L'honorable membre conclut de là que l'argent vaut aujourd'hui 27 pour mille de plus qu'il y a vingt ans, quand l'argent était au pair.
M. B. Dumortier. - L'argent lingot bien entendu.
M. Pirmez. - C'est entendu.
L'honorable membre se figure donc que le lingot d'argent qu'il y a vingt ans, on eût eu pour 1,000 francs en pièces de cinq francs, on ne l'aurait aujourd'hui que pour 1,027 francs en argent, et que 1,000 francs en argent, valent 27 pour mille de moins que le lingot d'argent correspondant à cette somme.
Mais s'il en est ainsi, il faut avouer que tous les spéculateurs en (page 742) monnaies sont bien maladroits ; car il leur suffirait de faire fondre 200 pièces de 5 francs pour gagner une prime de 27 francs.
M. Dumortier.— Et l'alliage ! Vous ne le comptez donc pour rien ? Vous feriez là une belle opération, en vérité !
M. Pirmez. - Je réponds immédiatement à l'objection.
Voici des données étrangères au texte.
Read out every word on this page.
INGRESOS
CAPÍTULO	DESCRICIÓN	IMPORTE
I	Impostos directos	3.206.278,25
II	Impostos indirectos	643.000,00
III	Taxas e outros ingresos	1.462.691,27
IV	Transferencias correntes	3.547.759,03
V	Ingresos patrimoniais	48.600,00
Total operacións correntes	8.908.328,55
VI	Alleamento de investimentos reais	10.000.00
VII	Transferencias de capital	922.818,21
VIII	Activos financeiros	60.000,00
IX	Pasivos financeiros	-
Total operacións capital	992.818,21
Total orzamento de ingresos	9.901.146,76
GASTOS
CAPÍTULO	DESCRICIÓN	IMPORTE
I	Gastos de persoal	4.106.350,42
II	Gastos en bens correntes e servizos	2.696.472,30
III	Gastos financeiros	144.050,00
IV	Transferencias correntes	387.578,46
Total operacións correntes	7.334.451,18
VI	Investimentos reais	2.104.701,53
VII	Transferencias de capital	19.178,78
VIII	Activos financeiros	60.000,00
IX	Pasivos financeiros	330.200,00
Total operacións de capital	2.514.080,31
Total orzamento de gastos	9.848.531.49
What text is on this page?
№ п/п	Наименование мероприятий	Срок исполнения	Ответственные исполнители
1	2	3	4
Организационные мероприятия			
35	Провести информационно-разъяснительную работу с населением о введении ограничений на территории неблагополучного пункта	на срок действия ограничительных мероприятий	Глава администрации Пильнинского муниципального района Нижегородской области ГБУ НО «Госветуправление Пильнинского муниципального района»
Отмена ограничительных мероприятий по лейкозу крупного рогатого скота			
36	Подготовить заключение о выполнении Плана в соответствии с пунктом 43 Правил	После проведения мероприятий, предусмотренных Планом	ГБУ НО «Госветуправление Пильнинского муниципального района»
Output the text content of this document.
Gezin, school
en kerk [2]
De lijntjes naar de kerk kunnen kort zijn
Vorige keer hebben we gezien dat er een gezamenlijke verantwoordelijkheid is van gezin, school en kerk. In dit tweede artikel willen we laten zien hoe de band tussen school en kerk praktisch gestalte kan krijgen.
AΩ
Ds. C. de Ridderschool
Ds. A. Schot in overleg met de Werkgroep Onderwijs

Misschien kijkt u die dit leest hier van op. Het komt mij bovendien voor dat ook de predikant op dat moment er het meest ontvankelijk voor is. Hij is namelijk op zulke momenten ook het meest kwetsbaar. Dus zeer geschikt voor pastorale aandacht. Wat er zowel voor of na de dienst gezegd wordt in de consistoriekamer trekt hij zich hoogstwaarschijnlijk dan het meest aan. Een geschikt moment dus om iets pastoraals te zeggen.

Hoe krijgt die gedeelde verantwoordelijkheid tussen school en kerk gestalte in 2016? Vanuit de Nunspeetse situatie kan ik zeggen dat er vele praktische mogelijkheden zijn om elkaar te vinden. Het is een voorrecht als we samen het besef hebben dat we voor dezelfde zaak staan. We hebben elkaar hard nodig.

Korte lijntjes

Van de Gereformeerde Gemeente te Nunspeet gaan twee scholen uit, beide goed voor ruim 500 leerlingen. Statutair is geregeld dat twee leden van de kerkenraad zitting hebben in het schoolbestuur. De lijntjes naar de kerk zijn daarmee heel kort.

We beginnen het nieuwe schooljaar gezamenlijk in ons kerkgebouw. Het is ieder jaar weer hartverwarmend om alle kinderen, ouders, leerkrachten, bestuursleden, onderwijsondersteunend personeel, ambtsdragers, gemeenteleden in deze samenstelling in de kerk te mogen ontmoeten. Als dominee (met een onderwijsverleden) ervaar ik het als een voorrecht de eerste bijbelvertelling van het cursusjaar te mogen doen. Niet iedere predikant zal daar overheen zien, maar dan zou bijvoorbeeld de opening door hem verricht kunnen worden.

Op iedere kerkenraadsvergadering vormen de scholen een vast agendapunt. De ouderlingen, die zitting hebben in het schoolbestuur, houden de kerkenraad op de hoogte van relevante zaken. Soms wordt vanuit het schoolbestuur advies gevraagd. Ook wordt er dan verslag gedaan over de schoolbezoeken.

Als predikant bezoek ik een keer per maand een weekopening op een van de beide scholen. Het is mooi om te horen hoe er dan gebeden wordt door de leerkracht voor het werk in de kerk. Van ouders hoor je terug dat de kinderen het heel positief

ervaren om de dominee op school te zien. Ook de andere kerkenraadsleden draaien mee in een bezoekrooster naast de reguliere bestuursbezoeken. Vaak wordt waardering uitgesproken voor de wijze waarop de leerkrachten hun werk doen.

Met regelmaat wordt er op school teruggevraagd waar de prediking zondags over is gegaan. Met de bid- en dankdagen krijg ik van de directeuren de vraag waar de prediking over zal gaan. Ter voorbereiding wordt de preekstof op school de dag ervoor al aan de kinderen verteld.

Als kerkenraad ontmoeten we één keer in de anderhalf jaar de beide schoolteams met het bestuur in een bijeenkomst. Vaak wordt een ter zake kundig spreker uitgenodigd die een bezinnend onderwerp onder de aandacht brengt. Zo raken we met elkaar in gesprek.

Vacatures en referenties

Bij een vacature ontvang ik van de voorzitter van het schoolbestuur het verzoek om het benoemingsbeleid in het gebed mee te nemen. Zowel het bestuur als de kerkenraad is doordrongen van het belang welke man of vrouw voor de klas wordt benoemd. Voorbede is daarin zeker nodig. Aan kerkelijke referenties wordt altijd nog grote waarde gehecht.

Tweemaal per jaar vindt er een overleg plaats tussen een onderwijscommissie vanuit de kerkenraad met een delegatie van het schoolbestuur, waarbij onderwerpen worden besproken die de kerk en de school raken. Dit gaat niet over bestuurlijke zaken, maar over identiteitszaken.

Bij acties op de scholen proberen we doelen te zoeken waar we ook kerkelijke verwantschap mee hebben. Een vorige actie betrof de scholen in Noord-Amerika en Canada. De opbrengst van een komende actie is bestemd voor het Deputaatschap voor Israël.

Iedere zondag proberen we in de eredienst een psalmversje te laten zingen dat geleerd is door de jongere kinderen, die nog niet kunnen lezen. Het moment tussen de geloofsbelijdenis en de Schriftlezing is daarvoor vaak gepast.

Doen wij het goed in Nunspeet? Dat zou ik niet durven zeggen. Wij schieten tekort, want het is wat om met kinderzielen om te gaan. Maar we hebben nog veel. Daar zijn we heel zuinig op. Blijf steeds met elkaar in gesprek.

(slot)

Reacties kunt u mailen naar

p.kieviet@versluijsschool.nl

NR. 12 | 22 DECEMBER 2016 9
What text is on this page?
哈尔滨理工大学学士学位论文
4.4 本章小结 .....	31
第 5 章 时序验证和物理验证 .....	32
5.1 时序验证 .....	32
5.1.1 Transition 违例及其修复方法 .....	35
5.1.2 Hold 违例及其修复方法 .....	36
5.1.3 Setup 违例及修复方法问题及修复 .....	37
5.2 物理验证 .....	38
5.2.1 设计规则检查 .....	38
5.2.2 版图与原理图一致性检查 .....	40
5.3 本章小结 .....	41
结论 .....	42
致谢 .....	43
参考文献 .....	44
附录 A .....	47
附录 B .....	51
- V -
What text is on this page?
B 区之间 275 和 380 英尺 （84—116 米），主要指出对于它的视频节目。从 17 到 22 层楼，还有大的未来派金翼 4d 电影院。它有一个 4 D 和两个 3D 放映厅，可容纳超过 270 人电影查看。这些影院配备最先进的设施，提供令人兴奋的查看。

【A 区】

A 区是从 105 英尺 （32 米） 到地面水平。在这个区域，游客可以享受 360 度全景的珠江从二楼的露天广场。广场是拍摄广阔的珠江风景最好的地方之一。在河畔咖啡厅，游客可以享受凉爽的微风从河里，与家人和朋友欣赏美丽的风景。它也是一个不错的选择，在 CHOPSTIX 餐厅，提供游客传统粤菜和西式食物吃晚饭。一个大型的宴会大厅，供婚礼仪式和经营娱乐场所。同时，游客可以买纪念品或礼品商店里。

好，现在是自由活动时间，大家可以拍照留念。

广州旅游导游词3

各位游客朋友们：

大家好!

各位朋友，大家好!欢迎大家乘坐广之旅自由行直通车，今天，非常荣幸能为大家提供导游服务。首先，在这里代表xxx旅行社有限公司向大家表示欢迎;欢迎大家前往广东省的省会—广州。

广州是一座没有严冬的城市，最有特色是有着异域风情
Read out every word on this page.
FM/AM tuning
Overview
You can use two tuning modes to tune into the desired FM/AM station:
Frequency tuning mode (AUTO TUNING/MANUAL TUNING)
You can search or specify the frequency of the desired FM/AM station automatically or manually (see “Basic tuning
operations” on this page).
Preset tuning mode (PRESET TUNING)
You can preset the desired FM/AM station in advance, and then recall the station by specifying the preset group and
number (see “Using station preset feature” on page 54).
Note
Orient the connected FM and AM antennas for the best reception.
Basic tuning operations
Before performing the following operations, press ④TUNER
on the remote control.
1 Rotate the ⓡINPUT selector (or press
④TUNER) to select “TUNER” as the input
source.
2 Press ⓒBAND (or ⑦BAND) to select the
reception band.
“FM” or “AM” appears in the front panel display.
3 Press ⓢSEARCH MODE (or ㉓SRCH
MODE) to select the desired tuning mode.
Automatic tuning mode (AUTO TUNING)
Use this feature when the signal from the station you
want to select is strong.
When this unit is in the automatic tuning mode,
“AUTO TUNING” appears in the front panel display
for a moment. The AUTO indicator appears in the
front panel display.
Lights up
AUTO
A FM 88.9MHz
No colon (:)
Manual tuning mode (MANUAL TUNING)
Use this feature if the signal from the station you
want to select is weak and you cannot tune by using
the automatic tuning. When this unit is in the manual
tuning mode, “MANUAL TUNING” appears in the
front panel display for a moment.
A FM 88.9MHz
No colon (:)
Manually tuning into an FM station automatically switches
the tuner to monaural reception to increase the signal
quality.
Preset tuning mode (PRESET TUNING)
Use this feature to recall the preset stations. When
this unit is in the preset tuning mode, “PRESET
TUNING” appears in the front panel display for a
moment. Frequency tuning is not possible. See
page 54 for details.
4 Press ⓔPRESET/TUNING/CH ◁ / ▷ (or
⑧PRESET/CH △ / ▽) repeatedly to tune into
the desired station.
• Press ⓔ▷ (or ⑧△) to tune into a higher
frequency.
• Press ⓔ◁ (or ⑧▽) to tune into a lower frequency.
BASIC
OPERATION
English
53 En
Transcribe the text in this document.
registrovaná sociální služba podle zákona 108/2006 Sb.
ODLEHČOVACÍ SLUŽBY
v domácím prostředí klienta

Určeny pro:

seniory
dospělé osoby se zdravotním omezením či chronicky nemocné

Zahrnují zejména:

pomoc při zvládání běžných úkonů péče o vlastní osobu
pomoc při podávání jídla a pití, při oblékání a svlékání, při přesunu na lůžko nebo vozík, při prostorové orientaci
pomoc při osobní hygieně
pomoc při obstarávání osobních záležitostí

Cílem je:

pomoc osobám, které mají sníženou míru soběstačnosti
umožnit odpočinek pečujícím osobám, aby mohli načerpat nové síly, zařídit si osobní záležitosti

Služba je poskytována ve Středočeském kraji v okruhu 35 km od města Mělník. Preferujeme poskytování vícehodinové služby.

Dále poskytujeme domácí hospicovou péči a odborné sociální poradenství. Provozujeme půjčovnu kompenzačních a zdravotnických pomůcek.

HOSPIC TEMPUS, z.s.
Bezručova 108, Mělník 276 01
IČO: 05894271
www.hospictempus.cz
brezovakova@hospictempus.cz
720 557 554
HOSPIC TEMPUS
Quand on traite d'argent fin en lingots, on calcule également la quantité d'argent fin que contient la somme pour laquelle on l'achète ; ainsi le kil. d'argent fin est compté non pour 200 fr., mais pour une somme supérieure de la perte de l'alliage des pièces. On tient donc parfaitement compte de cet alliage.
D'où vient donc cette prime si considérable sur l'argent ? Mais uniquement de ce que, à la bourse de Paris, où elle existe, le prix du lingot d'argent se calcule relativement à la monnaie qui vaut le moins, c'est-à-dire à la monnaie d'or. J'achète un lingot d'argent, j'ai le droit de le payer en or ; le vendeur le sait, et il sait aussi que je ne manquerai pas de payer ainsi, il doit donc augmenter son prix de tout l'écart qui affecte la valeur légale des deux métaux ; c'est cet écart que représente la prime de 27 francs. Si l'on devait payer en argent, le lingot d'argent serait nécessairement au pair, ou il n'y aurait qu'une prime ou une perte très insignifiante, comme celle que l'on signale pour l'or, et ne pouvant excéder les frais de fabrication ou de refonte des pièces.
Comment l'honorable M. Dumortier peut-il se figurer qu'il n'y aurait qu'une prime de 27 francs sur l'argent fin et de 3 francs sur l'or fin, si l'on ne tenait pas compte de l'alliage de 1/10 ?
Mais d'après lui on devrait toujours avoir cent pour mille de prime sur les lingots d'or ou d'argent !
Je disais que je croyais comprendre la question et que je la trouvais très simple ; mais puisque l'honorable membre veut bien me dire que je n'y comprends rien, je lui demanderai de vouloir bien m'expliquer deux choses.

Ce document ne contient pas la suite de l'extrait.